Now, before the politically correct crowd begins foaming at the mouth, let me be clear: this is not a rant against Muslims. This is a rant against Islamic radicalism. Against a toxic, cancerous ideology that has hijacked faith and turned it into a killing machine. And in Pakistan, this machine isn’t just running — it’s state-sponsored, army-oiled, and media-polished.
Let’s not forget, Osama bin Laden didn’t hide in a cave. He lived in a cozy compound a stone’s throw from Pakistan’s military academy. Coincidence? No. It was hospitality — the ISI’s version of an Airbnb for terrorists. Hafiz Saeed gave public sermons. Masood Azhar gets protected like a national treasure. Meanwhile, their proxies keep sneaking across our borders like cockroaches in the night, spreading death and destruction with impunity.
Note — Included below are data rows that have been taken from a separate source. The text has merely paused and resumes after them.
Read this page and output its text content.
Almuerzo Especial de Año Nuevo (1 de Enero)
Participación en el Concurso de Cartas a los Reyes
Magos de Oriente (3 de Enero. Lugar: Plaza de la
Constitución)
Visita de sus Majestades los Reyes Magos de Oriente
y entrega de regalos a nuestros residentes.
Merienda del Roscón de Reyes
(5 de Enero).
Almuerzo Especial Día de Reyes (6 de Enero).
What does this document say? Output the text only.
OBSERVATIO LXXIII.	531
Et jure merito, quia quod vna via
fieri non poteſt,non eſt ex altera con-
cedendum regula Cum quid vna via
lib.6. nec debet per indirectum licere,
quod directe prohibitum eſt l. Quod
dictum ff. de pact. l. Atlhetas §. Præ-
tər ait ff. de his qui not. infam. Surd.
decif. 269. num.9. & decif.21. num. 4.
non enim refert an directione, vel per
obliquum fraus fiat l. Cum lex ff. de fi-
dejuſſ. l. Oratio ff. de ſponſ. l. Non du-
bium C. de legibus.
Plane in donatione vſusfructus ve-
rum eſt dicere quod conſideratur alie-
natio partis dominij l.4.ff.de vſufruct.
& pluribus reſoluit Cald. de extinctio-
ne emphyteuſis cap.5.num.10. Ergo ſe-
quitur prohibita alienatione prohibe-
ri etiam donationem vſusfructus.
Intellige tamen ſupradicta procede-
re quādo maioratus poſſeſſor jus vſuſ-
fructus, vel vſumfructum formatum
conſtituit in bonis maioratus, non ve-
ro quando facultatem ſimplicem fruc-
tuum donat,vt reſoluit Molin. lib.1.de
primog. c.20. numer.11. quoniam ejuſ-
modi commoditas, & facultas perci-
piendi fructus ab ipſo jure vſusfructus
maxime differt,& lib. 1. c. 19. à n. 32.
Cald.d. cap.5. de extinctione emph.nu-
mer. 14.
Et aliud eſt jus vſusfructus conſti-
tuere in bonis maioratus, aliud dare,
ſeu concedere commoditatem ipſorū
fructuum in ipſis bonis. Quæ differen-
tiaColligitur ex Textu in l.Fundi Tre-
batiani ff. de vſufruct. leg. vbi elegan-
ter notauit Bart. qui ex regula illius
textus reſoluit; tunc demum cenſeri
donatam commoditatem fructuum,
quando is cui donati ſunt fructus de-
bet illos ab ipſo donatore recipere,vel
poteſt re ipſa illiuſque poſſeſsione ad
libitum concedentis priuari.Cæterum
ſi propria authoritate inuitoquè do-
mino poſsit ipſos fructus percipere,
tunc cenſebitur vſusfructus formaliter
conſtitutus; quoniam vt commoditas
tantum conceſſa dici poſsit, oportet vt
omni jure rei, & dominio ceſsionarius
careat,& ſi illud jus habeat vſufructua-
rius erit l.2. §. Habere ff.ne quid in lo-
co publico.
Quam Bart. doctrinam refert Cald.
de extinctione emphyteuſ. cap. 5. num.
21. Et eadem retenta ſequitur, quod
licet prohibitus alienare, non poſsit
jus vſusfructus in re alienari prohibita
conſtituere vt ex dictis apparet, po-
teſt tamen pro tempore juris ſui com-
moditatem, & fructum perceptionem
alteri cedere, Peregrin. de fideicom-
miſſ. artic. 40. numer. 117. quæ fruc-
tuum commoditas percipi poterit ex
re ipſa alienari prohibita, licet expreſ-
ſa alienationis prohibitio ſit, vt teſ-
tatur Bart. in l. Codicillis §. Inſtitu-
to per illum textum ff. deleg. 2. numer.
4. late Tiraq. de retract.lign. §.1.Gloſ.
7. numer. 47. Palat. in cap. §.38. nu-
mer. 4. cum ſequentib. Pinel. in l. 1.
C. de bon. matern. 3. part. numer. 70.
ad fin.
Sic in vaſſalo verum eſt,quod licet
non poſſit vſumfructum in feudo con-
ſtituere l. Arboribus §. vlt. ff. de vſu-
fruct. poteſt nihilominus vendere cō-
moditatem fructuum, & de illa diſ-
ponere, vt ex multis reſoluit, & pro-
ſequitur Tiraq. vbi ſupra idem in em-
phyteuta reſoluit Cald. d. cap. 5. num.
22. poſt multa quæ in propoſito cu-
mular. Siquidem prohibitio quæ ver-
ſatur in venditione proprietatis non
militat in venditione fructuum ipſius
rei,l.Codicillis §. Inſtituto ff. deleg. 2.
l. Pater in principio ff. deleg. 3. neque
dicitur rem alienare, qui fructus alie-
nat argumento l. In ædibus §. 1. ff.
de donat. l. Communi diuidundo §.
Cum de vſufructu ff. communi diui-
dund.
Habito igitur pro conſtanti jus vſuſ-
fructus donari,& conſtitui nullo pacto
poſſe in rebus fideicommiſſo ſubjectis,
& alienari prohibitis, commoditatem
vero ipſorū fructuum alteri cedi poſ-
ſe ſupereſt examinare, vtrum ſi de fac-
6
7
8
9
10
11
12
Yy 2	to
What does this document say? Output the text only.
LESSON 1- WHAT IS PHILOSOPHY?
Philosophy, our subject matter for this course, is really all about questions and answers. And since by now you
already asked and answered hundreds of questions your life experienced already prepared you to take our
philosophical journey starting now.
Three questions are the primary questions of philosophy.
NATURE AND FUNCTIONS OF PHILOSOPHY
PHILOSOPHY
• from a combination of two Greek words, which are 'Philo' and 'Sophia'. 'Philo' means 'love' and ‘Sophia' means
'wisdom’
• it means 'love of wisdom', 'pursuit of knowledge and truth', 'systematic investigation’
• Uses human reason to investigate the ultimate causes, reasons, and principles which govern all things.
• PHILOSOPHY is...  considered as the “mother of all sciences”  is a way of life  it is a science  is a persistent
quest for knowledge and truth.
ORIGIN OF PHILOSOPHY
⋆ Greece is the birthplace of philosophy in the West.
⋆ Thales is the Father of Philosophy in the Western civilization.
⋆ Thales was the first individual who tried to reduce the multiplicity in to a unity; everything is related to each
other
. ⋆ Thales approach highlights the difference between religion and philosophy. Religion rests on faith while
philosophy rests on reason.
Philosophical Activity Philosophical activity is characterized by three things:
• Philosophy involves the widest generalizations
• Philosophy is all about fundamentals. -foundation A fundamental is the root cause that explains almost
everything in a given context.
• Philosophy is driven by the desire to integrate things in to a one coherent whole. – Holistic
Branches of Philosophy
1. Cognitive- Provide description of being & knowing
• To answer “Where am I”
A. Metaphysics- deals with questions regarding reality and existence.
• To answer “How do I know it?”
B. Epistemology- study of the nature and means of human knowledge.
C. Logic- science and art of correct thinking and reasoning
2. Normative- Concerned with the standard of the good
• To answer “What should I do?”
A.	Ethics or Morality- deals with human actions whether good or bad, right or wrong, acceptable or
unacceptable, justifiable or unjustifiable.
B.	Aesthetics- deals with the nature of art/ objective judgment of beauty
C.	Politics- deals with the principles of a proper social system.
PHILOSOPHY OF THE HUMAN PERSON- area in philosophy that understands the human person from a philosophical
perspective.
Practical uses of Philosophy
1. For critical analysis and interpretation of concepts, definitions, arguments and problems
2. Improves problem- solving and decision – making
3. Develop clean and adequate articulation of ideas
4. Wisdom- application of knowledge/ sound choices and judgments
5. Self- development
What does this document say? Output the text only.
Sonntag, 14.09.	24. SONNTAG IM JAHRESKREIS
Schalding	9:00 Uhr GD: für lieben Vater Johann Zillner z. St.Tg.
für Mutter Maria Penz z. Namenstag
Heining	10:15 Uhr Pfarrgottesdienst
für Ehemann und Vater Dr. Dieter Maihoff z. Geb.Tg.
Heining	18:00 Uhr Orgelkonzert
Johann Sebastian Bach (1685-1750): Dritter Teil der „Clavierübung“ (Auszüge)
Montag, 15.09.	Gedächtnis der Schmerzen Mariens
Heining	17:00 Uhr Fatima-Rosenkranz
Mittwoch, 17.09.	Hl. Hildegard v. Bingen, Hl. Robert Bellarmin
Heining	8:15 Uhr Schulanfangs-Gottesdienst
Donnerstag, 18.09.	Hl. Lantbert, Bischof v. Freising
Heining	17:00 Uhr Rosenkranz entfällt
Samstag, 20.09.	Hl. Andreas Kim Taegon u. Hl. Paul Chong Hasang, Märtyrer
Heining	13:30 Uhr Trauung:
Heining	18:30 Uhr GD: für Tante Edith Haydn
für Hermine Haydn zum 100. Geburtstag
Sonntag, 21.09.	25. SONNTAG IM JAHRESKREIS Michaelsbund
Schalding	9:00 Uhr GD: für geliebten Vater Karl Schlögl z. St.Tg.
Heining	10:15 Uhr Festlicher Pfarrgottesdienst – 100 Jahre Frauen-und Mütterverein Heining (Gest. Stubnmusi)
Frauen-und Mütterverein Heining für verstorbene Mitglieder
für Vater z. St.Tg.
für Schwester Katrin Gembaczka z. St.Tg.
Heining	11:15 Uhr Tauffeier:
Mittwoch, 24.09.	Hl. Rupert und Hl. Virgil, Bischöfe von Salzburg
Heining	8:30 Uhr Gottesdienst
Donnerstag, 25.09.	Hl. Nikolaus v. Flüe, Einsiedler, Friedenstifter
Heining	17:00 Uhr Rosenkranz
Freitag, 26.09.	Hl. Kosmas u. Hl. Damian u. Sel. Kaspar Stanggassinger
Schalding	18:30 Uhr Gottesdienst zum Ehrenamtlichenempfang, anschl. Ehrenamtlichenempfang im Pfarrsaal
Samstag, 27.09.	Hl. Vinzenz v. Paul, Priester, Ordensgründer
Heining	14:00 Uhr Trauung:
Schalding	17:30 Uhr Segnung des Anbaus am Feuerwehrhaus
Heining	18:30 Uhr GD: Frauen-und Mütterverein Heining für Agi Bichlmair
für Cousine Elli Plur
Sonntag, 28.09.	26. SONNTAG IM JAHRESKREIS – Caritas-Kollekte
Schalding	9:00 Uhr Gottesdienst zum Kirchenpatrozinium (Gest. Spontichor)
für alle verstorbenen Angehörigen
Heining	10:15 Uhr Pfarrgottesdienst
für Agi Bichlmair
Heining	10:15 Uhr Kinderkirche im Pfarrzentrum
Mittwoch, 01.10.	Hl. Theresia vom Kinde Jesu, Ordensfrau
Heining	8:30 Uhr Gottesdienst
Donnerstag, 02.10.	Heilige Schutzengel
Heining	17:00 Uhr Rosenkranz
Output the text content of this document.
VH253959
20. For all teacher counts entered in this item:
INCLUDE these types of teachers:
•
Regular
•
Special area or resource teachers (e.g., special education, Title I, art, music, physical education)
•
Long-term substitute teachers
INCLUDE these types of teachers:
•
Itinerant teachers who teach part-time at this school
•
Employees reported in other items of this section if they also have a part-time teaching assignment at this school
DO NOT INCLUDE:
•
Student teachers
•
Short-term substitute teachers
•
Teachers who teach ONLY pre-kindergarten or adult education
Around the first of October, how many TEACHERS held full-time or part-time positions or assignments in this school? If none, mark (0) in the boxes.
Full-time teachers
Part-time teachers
And yet, we’re told to “exercise restraint.”
Well, I say restraint is overrated.
If you have a rabid pig charging at your children, you don’t offer it a seat at the table. You don’t call for dialogue. You don’t light candles and sing peace songs. You take aim, and you put it to sleep. Permanently. That’s not warmongering — that’s hygiene.
India must accept a harsh reality: this is not just a border conflict. It’s not even about Kashmir anymore. This is a civilizational war between a pluralistic democracy and a theocratic experiment gone horribly wrong. Between a nation that believes in science, enterprise, and progress — and a Frankenstein’s monster fueled by resentment, revisionism, and radicalism.
Pakistan thrives on hate because it has nothing else to offer. No economy to boast of. No global achievements to flaunt. Just a perpetual victimhood complex wrapped in a green flag and peppered with anti-India slogans. Terrorism is not an aberration for them — it is a strategic asset.
And yet, we hold back. We play the good neighbor. We issue strongly worded statements, light pyres for our martyrs, and move on — until the next bomb goes off, the next soldier is beheaded, the next child is orphaned.
It’s time to end this cycle.
India must discard its diplomatic dhoti and pick up its warrior’s sword. Not to invade, not to occupy, but to punish — with precision, with purpose, and with permanence. Every terror camp destroyed should echo with the message: the cost of harming India will be unbearable.
We don’t need to shout from rooftops. We don’t need UN stamps of approval. What we need is clarity — and courage.
Because when you’re dealing with a pig possessed with Islamic radicalism, the only humane thing to do… is to put it down before it infects the entire farm.
And trust me — no one mourns a rabid pig.